One of the great innovative figures in American letters, Walt Whitman created a daringly new kind of poetry that became a major force in world literature. Here is the definitive collection of his work, from his solemn masterpeice "When Lilacs Last in the Dooryard Bloom'd" to the joyous freedom of "Song of Myself". Reissue

Editorial Reviews

"Whitman''s best poems have that permanent quality of being freshly painted, of not being dulled by the varnish of the years."
--Malcolm Cowley

Bookclub Guide

1. Critic and poet Lewis Turco maintains that, contrary to the otherwise nearly universally accepted view, Whitman is not America's most innovative and important poet. He did nothing new, Turco argues, and "the level of his competence was not very high-he retained his poor ear throughout his life; his poems are too long, too disorganized, too pompous, too repetitious, too boring." Do you agree or disagree with this assessment?

2. Although Leaves of Grass might appear to be an amorphous, unstructured mass (as Turco suggests above), Whitman spent nearly forty years carefully revising it, reordering the poems, deleting poems or sections of poems, and adding new poems and cycles.
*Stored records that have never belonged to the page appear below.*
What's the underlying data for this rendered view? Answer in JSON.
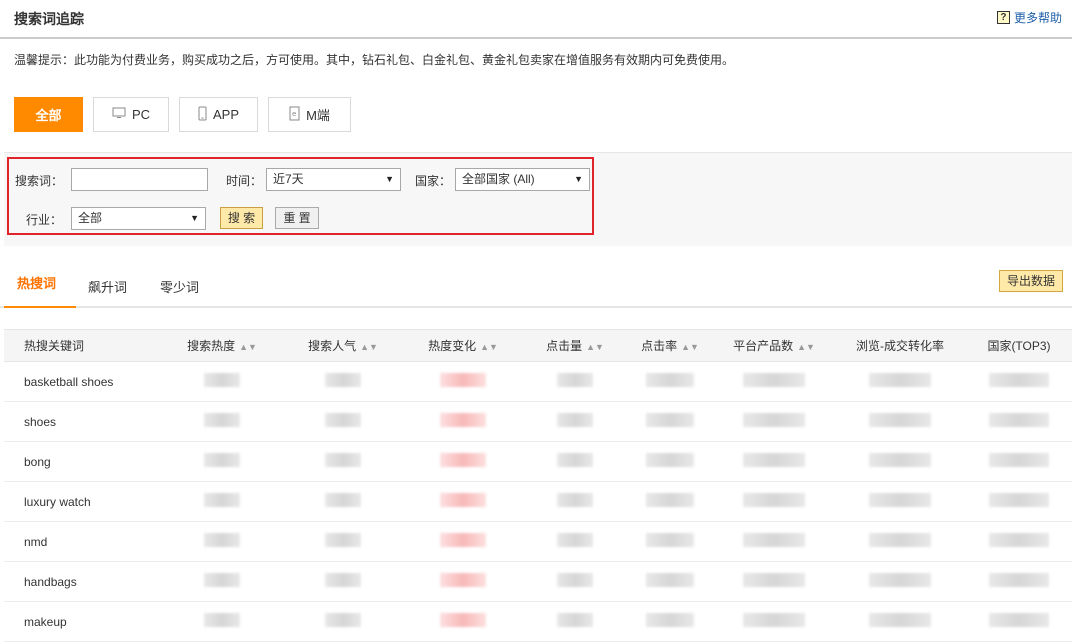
{
  "header": {
    "title": "搜索词追踪",
    "help_icon": "question-mark-icon",
    "help_label": "更多帮助"
  },
  "tip": "温馨提示：此功能为付费业务，购买成功之后，方可使用。其中，钻石礼包、白金礼包、黄金礼包卖家在增值服务有效期内可免费使用。",
  "device_tabs": [
    {
      "label": "全部",
      "icon": "",
      "active": true
    },
    {
      "label": "PC",
      "icon": "monitor-icon",
      "active": false
    },
    {
      "label": "APP",
      "icon": "phone-icon",
      "active": false
    },
    {
      "label": "M端",
      "icon": "mobile-browser-icon",
      "active": false
    }
  ],
  "filters": {
    "search_label": "搜索词：",
    "search_value": "",
    "time_label": "时间：",
    "time_value": "近7天",
    "country_label": "国家：",
    "country_value": "全部国家 (All)",
    "industry_label": "行业：",
    "industry_value": "全部",
    "search_button": "搜 索",
    "reset_button": "重 置"
  },
  "word_tabs": [
    {
      "label": "热搜词",
      "active": true
    },
    {
      "label": "飙升词",
      "active": false
    },
    {
      "label": "零少词",
      "active": false
    }
  ],
  "export_button": "导出数据",
  "table": {
    "columns": [
      "热搜关键词",
      "搜索热度",
      "搜索人气",
      "热度变化",
      "点击量",
      "点击率",
      "平台产品数",
      "浏览-成交转化率",
      "国家(TOP3)"
    ],
    "rows": [
      "basketball shoes",
      "shoes",
      "bong",
      "luxury watch",
      "nmd",
      "handbags",
      "makeup"
    ]
  },
  "colors": {
    "accent": "#ff8a00",
    "highlight_box": "#e0242a",
    "link": "#1f5fa8"
  }
}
He insisted that there was an overall unity and structure to the book (and stated that the ninth and final edition, the "Death-bed" edition published in 1892, was the last word on it). Do you perceive an overall unity in the book? Is there a discernible structure to it?
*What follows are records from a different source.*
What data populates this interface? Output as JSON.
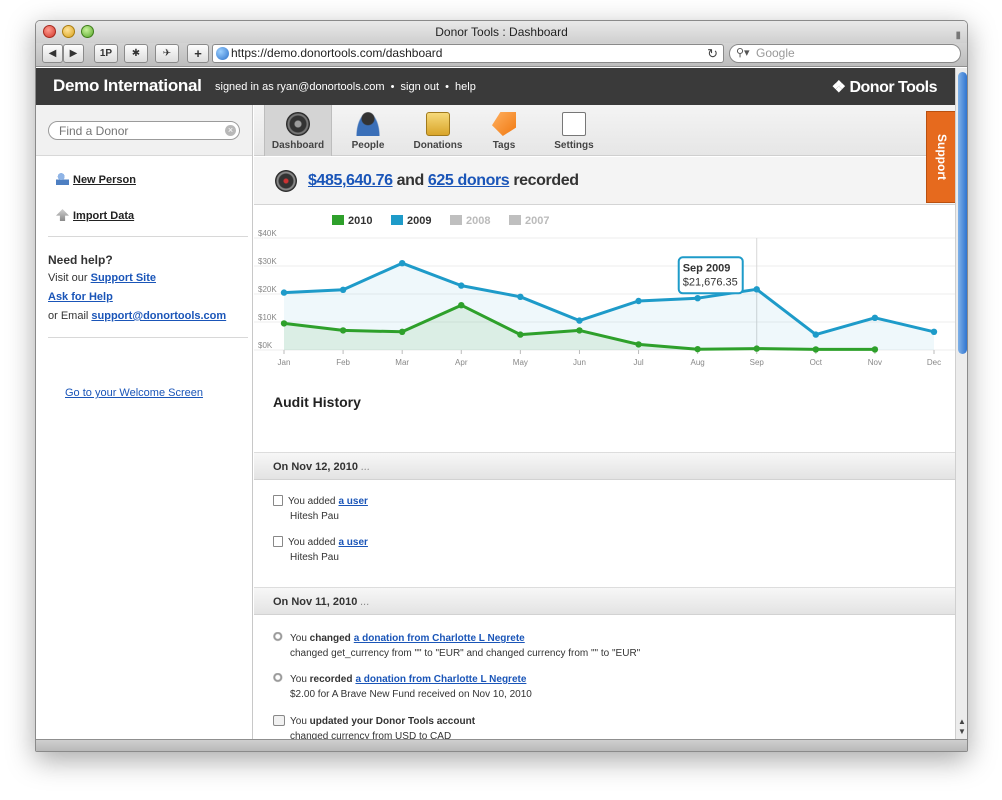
{
  "window": {
    "title": "Donor Tools : Dashboard",
    "url": "https://demo.donortools.com/dashboard",
    "search_placeholder": "Google",
    "toolbar_buttons": [
      "◀",
      "▶",
      "1P",
      "✱",
      "✈",
      "+"
    ]
  },
  "header": {
    "org_name": "Demo International",
    "signed_in": "signed in as ryan@donortools.com",
    "sign_out": "sign out",
    "help": "help",
    "brand": "Donor Tools",
    "separator": "•"
  },
  "sidebar": {
    "find_placeholder": "Find a Donor",
    "clear_icon": "ⓧ",
    "new_person": "New Person",
    "import_data": "Import Data",
    "help_heading": "Need help?",
    "visit_text": "Visit our",
    "support_site": "Support Site",
    "ask_for_help": "Ask for Help",
    "or_email": "or Email",
    "support_email": "support@donortools.com",
    "welcome_link": "Go to your Welcome Screen"
  },
  "nav": {
    "items": [
      {
        "label": "Dashboard",
        "icon": "dashboard-icon"
      },
      {
        "label": "People",
        "icon": "people-icon"
      },
      {
        "label": "Donations",
        "icon": "donations-icon"
      },
      {
        "label": "Tags",
        "icon": "tags-icon"
      },
      {
        "label": "Settings",
        "icon": "settings-icon"
      }
    ],
    "support_tab": "Support"
  },
  "summary": {
    "amount": "$485,640.76",
    "and": "and",
    "donors": "625 donors",
    "recorded": "recorded"
  },
  "chart_data": {
    "type": "line",
    "categories": [
      "Jan",
      "Feb",
      "Mar",
      "Apr",
      "May",
      "Jun",
      "Jul",
      "Aug",
      "Sep",
      "Oct",
      "Nov",
      "Dec"
    ],
    "y_ticks": [
      "$40K",
      "$30K",
      "$20K",
      "$10K",
      "$0K"
    ],
    "ylim": [
      0,
      40000
    ],
    "legend": [
      {
        "name": "2010",
        "color": "#2ea02b",
        "active": true
      },
      {
        "name": "2009",
        "color": "#1e9bc9",
        "active": true
      },
      {
        "name": "2008",
        "color": "#bfbfbf",
        "active": false
      },
      {
        "name": "2007",
        "color": "#bfbfbf",
        "active": false
      }
    ],
    "series": [
      {
        "name": "2010",
        "color": "#2ea02b",
        "values": [
          9500,
          7000,
          6500,
          16000,
          5500,
          7000,
          2000,
          300,
          500,
          200,
          200,
          null
        ]
      },
      {
        "name": "2009",
        "color": "#1e9bc9",
        "values": [
          20500,
          21500,
          31000,
          23000,
          19000,
          10500,
          17500,
          18500,
          21676.35,
          5500,
          11500,
          6500
        ]
      }
    ],
    "tooltip": {
      "title": "Sep 2009",
      "value": "$21,676.35",
      "index": 8,
      "series": "2009"
    },
    "legend_position": "top-left",
    "grid": true
  },
  "audit": {
    "title": "Audit History",
    "days": [
      {
        "date_label": "On Nov 12, 2010",
        "ellipsis": "...",
        "entries": [
          {
            "prefix": "You added",
            "link": "a user",
            "detail": "Hitesh Pau"
          },
          {
            "prefix": "You added",
            "link": "a user",
            "detail": "Hitesh Pau"
          }
        ]
      },
      {
        "date_label": "On Nov 11, 2010",
        "ellipsis": "...",
        "entries": [
          {
            "you": "You",
            "verb": "changed",
            "link": "a donation from Charlotte L Negrete",
            "detail": "changed get_currency from \"\" to \"EUR\" and changed currency from \"\" to \"EUR\""
          },
          {
            "you": "You",
            "verb": "recorded",
            "link": "a donation from Charlotte L Negrete",
            "detail": "$2.00 for A Brave New Fund received on Nov 10, 2010"
          },
          {
            "you": "You",
            "verb": "updated your Donor Tools account",
            "detail": "changed currency from USD to CAD"
          }
        ]
      }
    ]
  }
}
3. Walt Whitman is often called the poet of democracy and of America; one of the best-known and most often quoted poems in Leaves of Grass is "For You O Democracy" in "Calamus." How does Leaves of Grass answer the question of what democracy is and what it means to be an American?

4. In The Good Gray Poet, one of the first biographies of Whitman, William Douglas O'Connor explained in words that Whitman himself acknowledged that one of the primary purposes of Leaves of Grass was to save
sexuality "from the keeping of blackguards and debauchees, to which it has been abandoned"-by which he meant rescue it from libertines, whose dissolute behavior made sex disrespectable to middle-class Victorian sensibilities. One American reviewer of the 1855 edition described Whitman as having "a degrading, beastly sensuality, that is fast rotting the core of all the social virtues" and a British reviewer asked, "Is it possible that the most prudish nation on earth will adopt a poet whose indecencies stink in the nostrils?" How is sexuality represented in Leaves of Grass?
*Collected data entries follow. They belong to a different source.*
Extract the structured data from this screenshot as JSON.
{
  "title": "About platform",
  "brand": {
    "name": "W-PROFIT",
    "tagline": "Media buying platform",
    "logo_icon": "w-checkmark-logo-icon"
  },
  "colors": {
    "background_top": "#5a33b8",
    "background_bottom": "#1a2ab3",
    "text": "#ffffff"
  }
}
5. There are many recurrent themes, symbols, images, and motifs in Leaves of Grass as a whole, as well as in particular poems and cycles of poems. Consider, for example, the following: a) The use of the star, the lilac, and the bird in "When Lilacs Last in the Dooryard Bloom'd" (What do they symbolize and how do they relate to each other? How do they contribute to the structure of what many critics consider to be one of the finest poems ever written in the English language?); b) The recurrence of the word "mother" or "mothers" (more than one hundred times) in the book; and c) the repeated invocation of odor, fragrance, and perfume throughout the book.

6. The Civil War was a defining event in Walt Whitman's life, and the poems in "Drum-Taps" are a testimony to the impact the time he spent as a nurse to both Northern and Southern soldiers in the army hospitals of Washington, D.C. had on him. What view of the war is expressed by the narrative persona, and does the perspective of the persona change over the course of the cycle of poems?

7. Discuss the following stylistic aspects of Leaves of Grass: a) lists and catalogues; b) the extensive use of parentheses; c) parallelism (the development of rhythm via a repetition of ideas and sentences rather than through accents and syllables); d) the repetition of sounds and words; and e) punctuation.